When disaster strikes, speed is critical. The time it takes to properly assess damage in the wake of a major event can be the difference between life and death.
However, emergency responders must often navigate disruptions to local communication and transportation infrastructure, making accurate assessments dangerous, difficult and slow. While satellite and aerial imagery offer less risky alternatives that cover more ground, analysts must still conduct manual, time-intensive assessments of images.
The Defense Innovation Unit's xView2 Challenge seeks to automate post-disaster damage assessment. DIU is challenging machine-learning experts to develop computer vision algorithms that will speed up analysis of satellite and aerial imagery by localizing and categorizing various types of building damage caused by natural disasters.
The xView2 Challenge is DIU's second prize competition focused on furthering innovation in computer vision for humanitarian assistance and disaster relief efforts. This year's competition builds upon the xView1 Challenge, which sought out computer vision algorithms to locate and identify distinct objects on the ground useful to first responders.
"DIU's goal in hosting this challenge is to enlist the global community of machine learning experts to tackle a critically hard problem: detecting key objects in overhead imagery in context and assessing damage in a disaster situation," said Mike Kaul, DIU AI portfolio director.
"We are always looking for ways to improve rapid damage assessment to ensure we and our partners deliver the right resources to the right places at the right time, and we are confident the DIU Challenge can contribute to that goal," said FEMA Regional Administrator Robert Fenton, a partner in the challenge.
DIU led a team of experts from academia and industry to create a new dataset, xBD, to enable localization and damage assessment before and after disasters. The dataset will provide the foundation for the challenge. While several open datasets for object detection from satellite imagery already exist — for example, SpaceNet and xView — each represent only a single snapshot in time and lack information about the type and severity of damage following a disaster.
The largest and most diverse annotated building damage dataset, xBD allows ML/AI practitioners to generate and test models to help automate building damage assessment. The open source electro-optical imagery (0.3 m resolution) xBD dataset will encompass 700,000 building annotations across 5,000 square kilometers of freely available imagery from 15 countries. Seven disaster types are included: wildfire, landslides, dam collapses, volcanic eruptions, earthquakes/tsunamis and wind and flooding damage.
There are three competition prize tracks for the xView2 Challenge:
Teams compete for leaderboard positions and awards for top scores. By releasing their models publicly under a permissive open-source license, teams also become eligible for an additional open-source award.

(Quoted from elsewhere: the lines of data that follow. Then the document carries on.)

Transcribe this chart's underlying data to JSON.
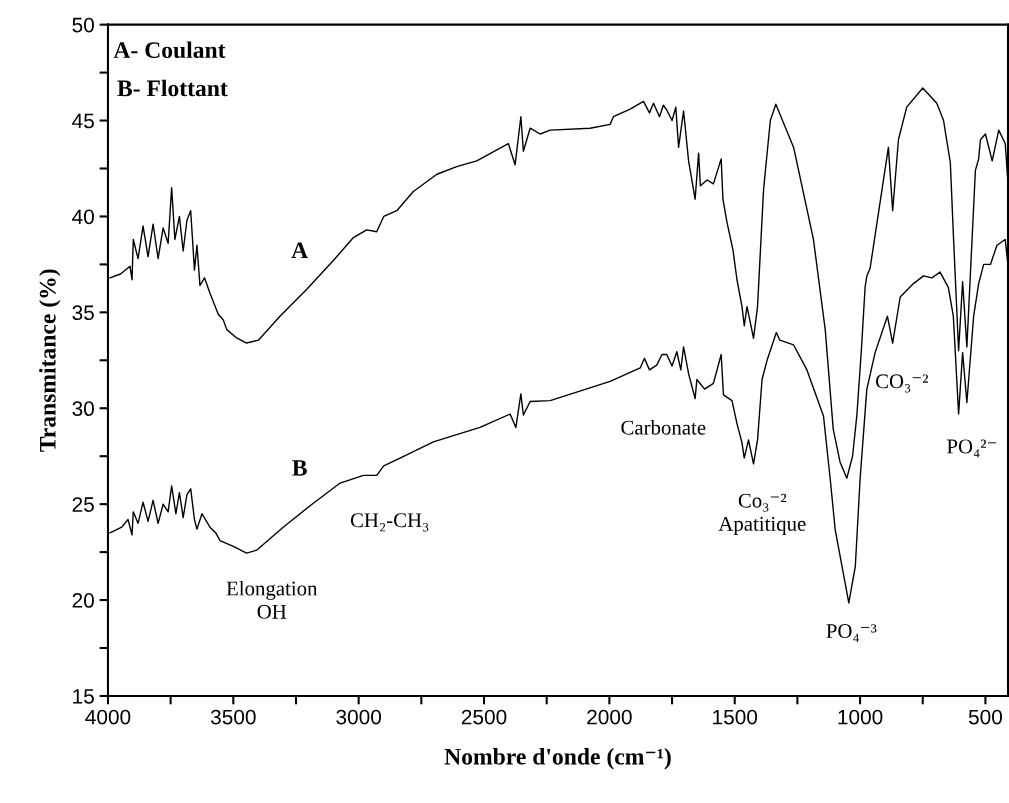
{
  "chart_data": {
    "type": "line",
    "xlabel": "Nombre d'onde (cm⁻¹)",
    "ylabel": "Transmitance (%)",
    "xlim": [
      4000,
      410
    ],
    "ylim": [
      15,
      50
    ],
    "xticks": [
      4000,
      {
        "value": 3750,
        "label": null
      },
      3500,
      {
        "value": 3250,
        "label": null
      },
      3000,
      {
        "value": 2750,
        "label": null
      },
      2500,
      {
        "value": 2250,
        "label": null
      },
      2000,
      {
        "value": 1750,
        "label": null
      },
      1500,
      {
        "value": 1250,
        "label": null
      },
      1000,
      {
        "value": 750,
        "label": null
      },
      500
    ],
    "yticks": [
      15,
      {
        "value": 17.5,
        "label": null
      },
      20,
      {
        "value": 22.5,
        "label": null
      },
      25,
      {
        "value": 27.5,
        "label": null
      },
      30,
      {
        "value": 32.5,
        "label": null
      },
      35,
      {
        "value": 37.5,
        "label": null
      },
      40,
      {
        "value": 42.5,
        "label": null
      },
      45,
      {
        "value": 47.5,
        "label": null
      },
      50
    ],
    "grid": false,
    "legend": false,
    "marker": "none",
    "line_style": "solid",
    "series": [
      {
        "name": "A",
        "color": "#000000",
        "x": [
          3992,
          3950,
          3912,
          3904,
          3899,
          3880,
          3860,
          3840,
          3820,
          3800,
          3780,
          3760,
          3746,
          3733,
          3715,
          3700,
          3685,
          3670,
          3655,
          3645,
          3633,
          3615,
          3593,
          3575,
          3560,
          3540,
          3526,
          3490,
          3447,
          3400,
          3314,
          3207,
          3101,
          3021,
          2968,
          2928,
          2900,
          2848,
          2782,
          2688,
          2609,
          2529,
          2403,
          2376,
          2353,
          2343,
          2316,
          2276,
          2236,
          2077,
          1997,
          1984,
          1917,
          1864,
          1840,
          1824,
          1800,
          1785,
          1771,
          1750,
          1735,
          1724,
          1704,
          1684,
          1658,
          1644,
          1637,
          1610,
          1585,
          1554,
          1547,
          1531,
          1507,
          1491,
          1471,
          1462,
          1451,
          1425,
          1409,
          1385,
          1358,
          1336,
          1265,
          1186,
          1139,
          1107,
          1080,
          1053,
          1030,
          1013,
          995,
          980,
          973,
          960,
          887,
          870,
          847,
          814,
          750,
          694,
          667,
          640,
          627,
          607,
          591,
          574,
          540,
          527,
          520,
          500,
          473,
          447,
          421,
          412
        ],
        "values": [
          36.8,
          37.0,
          37.4,
          36.7,
          38.8,
          37.8,
          39.5,
          37.9,
          39.6,
          37.8,
          39.4,
          38.6,
          41.5,
          38.8,
          40.0,
          38.2,
          39.8,
          40.3,
          37.2,
          38.5,
          36.4,
          36.8,
          36.0,
          35.4,
          34.9,
          34.6,
          34.1,
          33.7,
          33.4,
          33.55,
          34.8,
          36.2,
          37.7,
          38.9,
          39.3,
          39.2,
          40.0,
          40.3,
          41.3,
          42.2,
          42.6,
          42.9,
          43.8,
          42.7,
          45.2,
          43.4,
          44.6,
          44.3,
          44.5,
          44.6,
          44.8,
          45.2,
          45.6,
          46.0,
          45.4,
          45.9,
          45.2,
          45.8,
          45.55,
          45.0,
          45.7,
          43.6,
          45.5,
          42.9,
          40.9,
          43.3,
          41.6,
          41.9,
          41.7,
          43.0,
          40.9,
          39.7,
          38.25,
          36.7,
          35.3,
          34.3,
          35.3,
          33.65,
          35.3,
          41.4,
          45.0,
          45.85,
          43.6,
          38.8,
          34.1,
          28.9,
          27.2,
          26.35,
          27.5,
          29.6,
          33.0,
          36.3,
          36.9,
          37.3,
          43.6,
          40.3,
          44.0,
          45.7,
          46.7,
          45.9,
          45.0,
          42.8,
          38.8,
          33.0,
          36.6,
          33.2,
          42.4,
          43.0,
          44.0,
          44.3,
          42.9,
          44.5,
          43.8,
          42.1
        ]
      },
      {
        "name": "B",
        "color": "#000000",
        "x": [
          3992,
          3945,
          3920,
          3904,
          3899,
          3880,
          3860,
          3840,
          3820,
          3800,
          3780,
          3760,
          3746,
          3729,
          3715,
          3700,
          3685,
          3670,
          3655,
          3645,
          3625,
          3593,
          3570,
          3553,
          3500,
          3447,
          3407,
          3301,
          3181,
          3074,
          2981,
          2928,
          2900,
          2835,
          2702,
          2516,
          2396,
          2373,
          2353,
          2343,
          2316,
          2236,
          1997,
          1877,
          1860,
          1840,
          1811,
          1790,
          1771,
          1750,
          1731,
          1715,
          1704,
          1684,
          1658,
          1651,
          1620,
          1585,
          1554,
          1545,
          1511,
          1491,
          1471,
          1462,
          1445,
          1425,
          1409,
          1391,
          1371,
          1334,
          1320,
          1265,
          1212,
          1146,
          1119,
          1099,
          1072,
          1045,
          1019,
          1000,
          980,
          973,
          940,
          891,
          870,
          840,
          787,
          747,
          714,
          681,
          648,
          628,
          607,
          591,
          574,
          547,
          527,
          507,
          480,
          454,
          421,
          412
        ],
        "values": [
          23.5,
          23.8,
          24.2,
          23.4,
          24.6,
          24.0,
          25.1,
          24.1,
          25.2,
          24.0,
          25.0,
          24.6,
          25.95,
          24.5,
          25.6,
          24.3,
          25.5,
          25.8,
          24.2,
          23.7,
          24.5,
          23.8,
          23.5,
          23.1,
          22.8,
          22.45,
          22.6,
          23.8,
          25.05,
          26.1,
          26.5,
          26.5,
          27.0,
          27.4,
          28.25,
          29.0,
          29.7,
          29.0,
          30.75,
          29.65,
          30.35,
          30.4,
          31.4,
          32.1,
          32.6,
          32.0,
          32.25,
          32.8,
          32.8,
          32.2,
          32.95,
          32.0,
          33.2,
          31.8,
          30.5,
          31.5,
          31.0,
          31.3,
          32.8,
          30.7,
          30.4,
          29.2,
          28.2,
          27.4,
          28.35,
          27.1,
          28.35,
          31.5,
          32.5,
          33.95,
          33.55,
          33.3,
          32.0,
          29.6,
          26.3,
          23.65,
          21.75,
          19.85,
          21.75,
          26.3,
          29.8,
          31.0,
          32.9,
          34.8,
          33.4,
          35.8,
          36.5,
          36.9,
          36.8,
          37.1,
          36.3,
          34.8,
          29.7,
          32.9,
          30.3,
          34.8,
          36.5,
          37.5,
          37.5,
          38.5,
          38.8,
          37.7
        ]
      }
    ],
    "annotations": [
      "A- Coulant",
      "B- Flottant",
      "Elongation\nOH",
      "CH₂-CH₃",
      "Carbonate",
      "Co₃⁻²\nApatitique",
      "PO₄⁻³",
      "CO₃⁻²",
      "PO₄²⁻"
    ]
  }
}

Nonexclusive government purpose rights
Teams grant government purpose rights to become eligible for awards or top scores on the leaderboard. Solutions can be used to help future disaster recovery efforts.
Teams retain their intellectual property and only grant DIU the right to benchmark their solution and compete for leaderboard position. Top teams in this category will still be eligible for a special monetary prize pool for their submissions.
The best solutions for all three categories will be eligible for a share of a $150,000 prize purse. Top solvers will also be invited to present their work at the December NeurIPS 2019 Workshop on AI for humanitarian assistance and disaster relief.
Winners of any cash prize will be considered eligible to be awarded follow-on work with the Defense Department. The competition will start this month and runs through November.
Findings will be applied in both operational and academic use cases that include, but are not limited to: obstructed roads, rerouting across obstructed roads, force of nature identification, resource allocation decision-making, object recognition and object identification. Baseline models, developed collaboratively between DIU and Carnegie Mellon's Software Engineering Institute, will be publicly available as a starting point for the Challenge.
In addition to advancing the state of the art in damage assessment, it is envisioned that the xBD dataset will provide researchers, companies and other groups with the means and motive to develop algorithms that bring humanitarian assistance and disaster response into the age of AI.
The challenge's partners represent a first-of-its-kind coalition between the artificial intelligence and disaster response communities including NASA Earth Science Disasters Program, the Federal Emergency Management Agency's Region 9, California Governor's Office of Emergency Services, Cal Fire, the California National Guard, DoD's Joint Artificial Intelligence Center, Carnegie Mellon's Software Engineering Institute, the United States Geological Service, the National Geospatial-Intelligence Agency and the National Security Innovation Network.